The pandemic-related closure of sports fields, gyms, and fitness studios in Germany has led to a significant increase in cycling in the public green spaces of large cities. This is the conclusion reached by researchers at the University of Bayreuth in a new study published in PLOS ONE. The study is based on anonymised data from the Strava fitness app, which is used by more than 73 million people worldwide.
“We were seeking to find out how people in Germany have reacted to the increasing restrictions on their usual sporting activities since the lockdown began in March 2020. In particular, we were interested in whether they switched to outdoor activities compatible with the restrictions imposed by the federal and state governments, and with the rules of ‘social distancing.” The Strava fitness app, which works with GPS data and records the movement profiles of users to a high degree of accuracy, was particularly well suited for such a study. In the evaluation, we focused on a comparison of cycling in large metropolitan areas and in rural areas,” says Bayreuth sport ecologist Anne-Marie Schweizer M.A., first author of the study and co-worker of Prof.
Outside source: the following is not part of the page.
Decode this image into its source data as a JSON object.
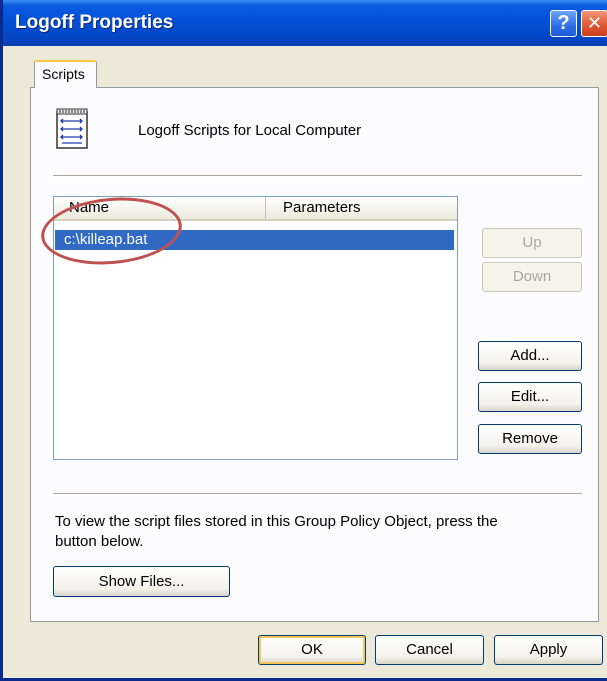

Dr. Manuel Steinbauer, head of the study.
In all, the 15 most populous major cities and seven rural regions were selected for the study. In these regions—for example in the Bavarian Forest, the Harz Mountains, the High Mark, and the Baltic Sea island of Usedom—no increase in cycling activities caused by the lockdown could be detected. In the large metropolises, on the other hand, cycling became more popular, especially in public parks. As early as April 2020, cycling activity in urban green spaces jumped by 81 percent compared to the previous months. In the period April to June 2020, it increased by an average of 55 percent. In order to extract these developments from the extensive data material of the Strava app, the researchers had to take into account both weather-related influences on cycling behavior and the increasing number of athletes who had registered for the app during the COVID 19 pandemic.
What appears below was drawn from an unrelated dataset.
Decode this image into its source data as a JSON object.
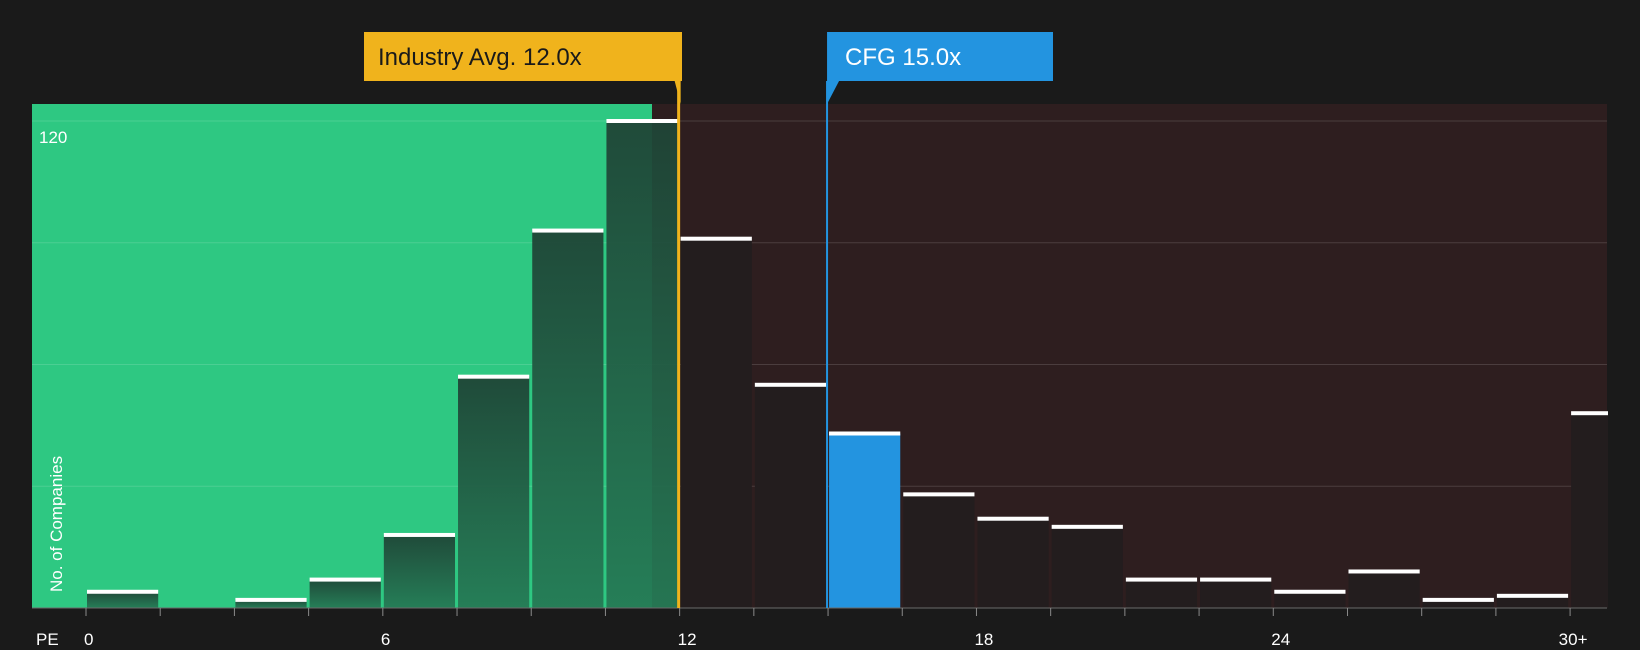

“The trend towards outdoor sports in urban centers was probably also fuelled by a surge in short-time work—up 17 percent from January to April 2020. This gave working people in cities more time for outdoor sports. In addition, popular cycling in public parks and other inner-city green spaces naturally demonstrates people’s need to maintain their health and mental well-being under the often oppressive lockdown restrictions,” says Schweizer, referring to the consequences of the measures taken by the federal and state governments to contain the pandemic. Indeed, 27.6 million members of sports clubs and 11.7 members of fitness studios were no longer able to continue their usual regular training in the months of April to June 2020.